With a trembling voice, Aurélie Cerceau evokes one of her clients without “physical injury”but whose life is devastated, and who has no “never dared to cross the door of the courtyard”. “What do you say to him?” “You are in a position of strength and I of weakness, you have the possibility to forgive and to move forward. To give me the chance to find the people I cherish”, responds the accused. For some civil parties, it’s too much. A cry rang out. “Never never”, protested Olivier, 33, before leaving the courtroom. Salah Abdeslam apologizes again. But a few minutes later, when he says that “Islamic State continues its fight” and that he regrets the death of Abdelhamid Abaaoud, the coordinator of the attacks, his state of mind has changed: hatred can be read in his eyes.

It is yet another face that Salah Abdeslam shows on Friday, on the third and last day of this intense interrogation. While his lawyer, Olivia Ronen, asks him if he regrets having given up blowing himself up, the accused is moved. “I did not kill these people and I did not die. I do not regret for them, I do not regret for me, I do not regret for my mother, for my family”, he replies.

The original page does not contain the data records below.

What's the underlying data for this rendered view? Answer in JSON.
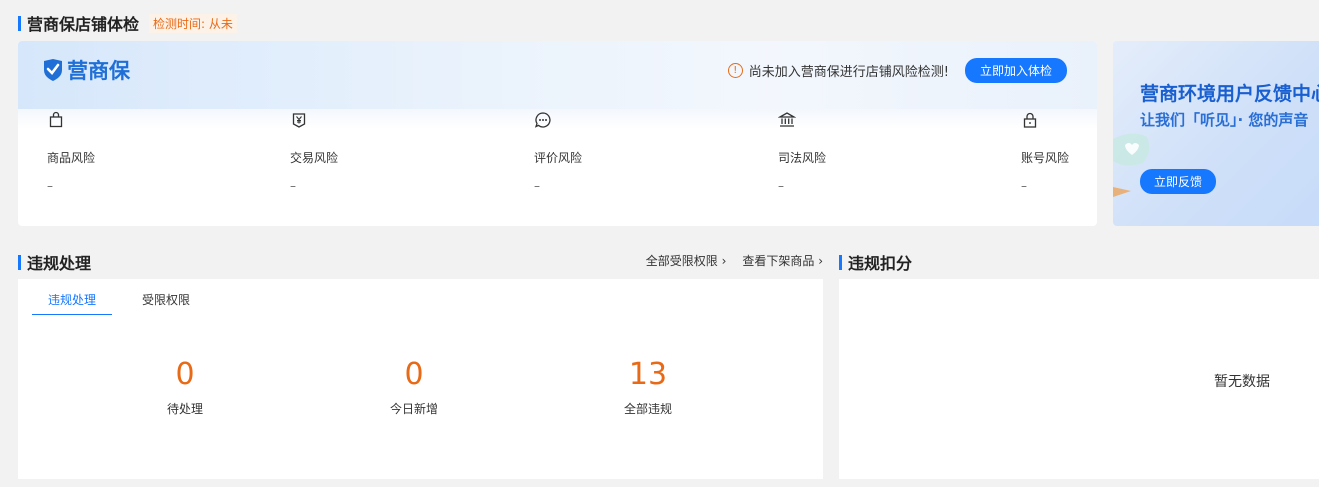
{
  "header": {
    "title": "营商保店铺体检",
    "check_time": "检测时间: 从未"
  },
  "store_card": {
    "logo_text": "营商保",
    "notice": "尚未加入营商保进行店铺风险检测!",
    "join_button": "立即加入体检",
    "risks": [
      {
        "label": "商品风险",
        "value": "–",
        "icon": "shopping-bag-icon"
      },
      {
        "label": "交易风险",
        "value": "–",
        "icon": "yen-receipt-icon"
      },
      {
        "label": "评价风险",
        "value": "–",
        "icon": "chat-bubble-icon"
      },
      {
        "label": "司法风险",
        "value": "–",
        "icon": "courthouse-icon"
      },
      {
        "label": "账号风险",
        "value": "–",
        "icon": "lock-icon"
      }
    ]
  },
  "banner": {
    "title": "营商环境用户反馈中心",
    "subtitle": "让我们「听见」· 您的声音",
    "button": "立即反馈"
  },
  "violations": {
    "title": "违规处理",
    "links": [
      "全部受限权限 ›",
      "查看下架商品 ›"
    ],
    "tabs": [
      "违规处理",
      "受限权限"
    ],
    "stats": [
      {
        "value": "0",
        "label": "待处理"
      },
      {
        "value": "0",
        "label": "今日新增"
      },
      {
        "value": "13",
        "label": "全部违规"
      }
    ]
  },
  "deductions": {
    "title": "违规扣分",
    "empty": "暂无数据"
  },
  "colors": {
    "accent": "#1677ff",
    "warning": "#e86a17"
  }
}
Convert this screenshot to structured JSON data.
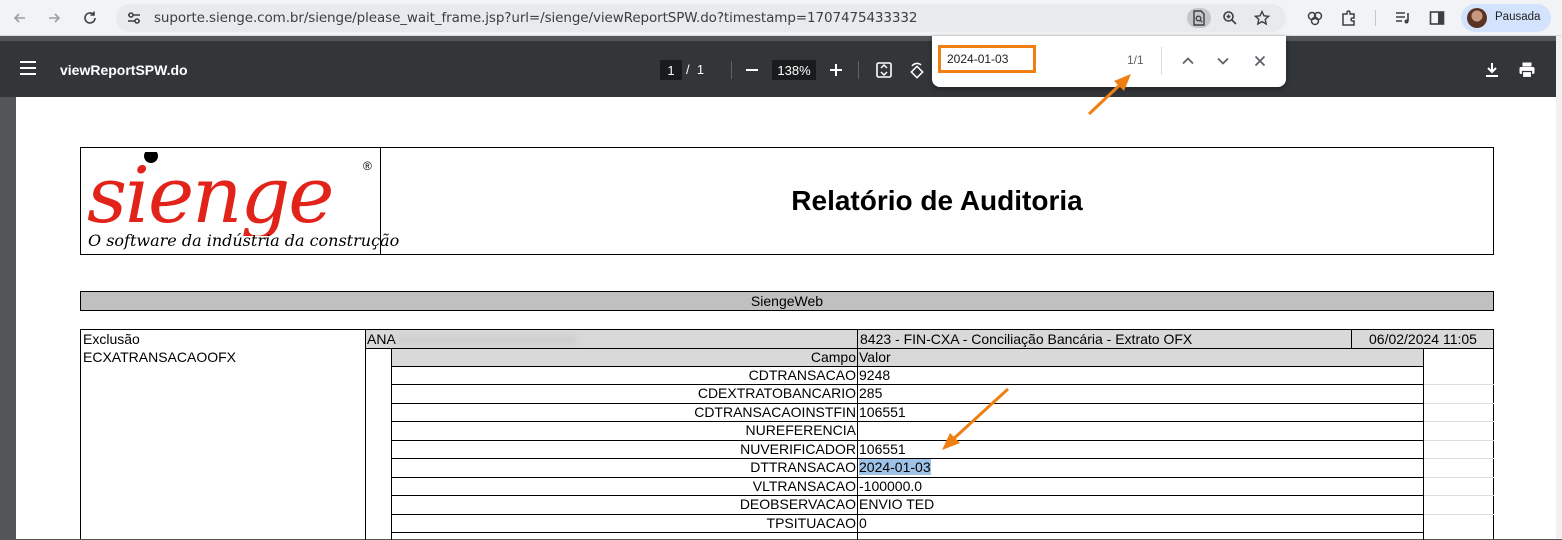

The mention of his mother makes him cry. “She tells me that I am compensating for the loss of her first son, that thanks to that she can bear”he articulates in a strangled voice. “This story of November 13 was written with the blood of the victims, I am linked to them and they are linked to me”he continued, sobbing.

Like the day before, Salah Abdeslam asks to be forgiven. “I ask you today to hate me in moderation. I also want to tell you that I offer my condolences and apologize for all the victims.” A few tears run down her cheeks. He also asks Mohamed Amri and Hamza Attou, as well as Ali Oulkadi, also tried for having helped him in his escape after the attacks, to “to forgive”. “I know it won’t cure you but I know that the good word can do good”he says. “And if I was able to do good to just one of the victims… It’s already a victory”, he finishes. Then he lowers the microphone and sits down.

This time, the civil parties did not leave the room. “I find it interesting that Salah Abdeslam is trying to settle a mountain of contradictions in his head”reacts Georges Salines, father of Lola, killed at the Bataclan, during the suspension of the hearing. “He is trying to solve them, but his path will still be long.”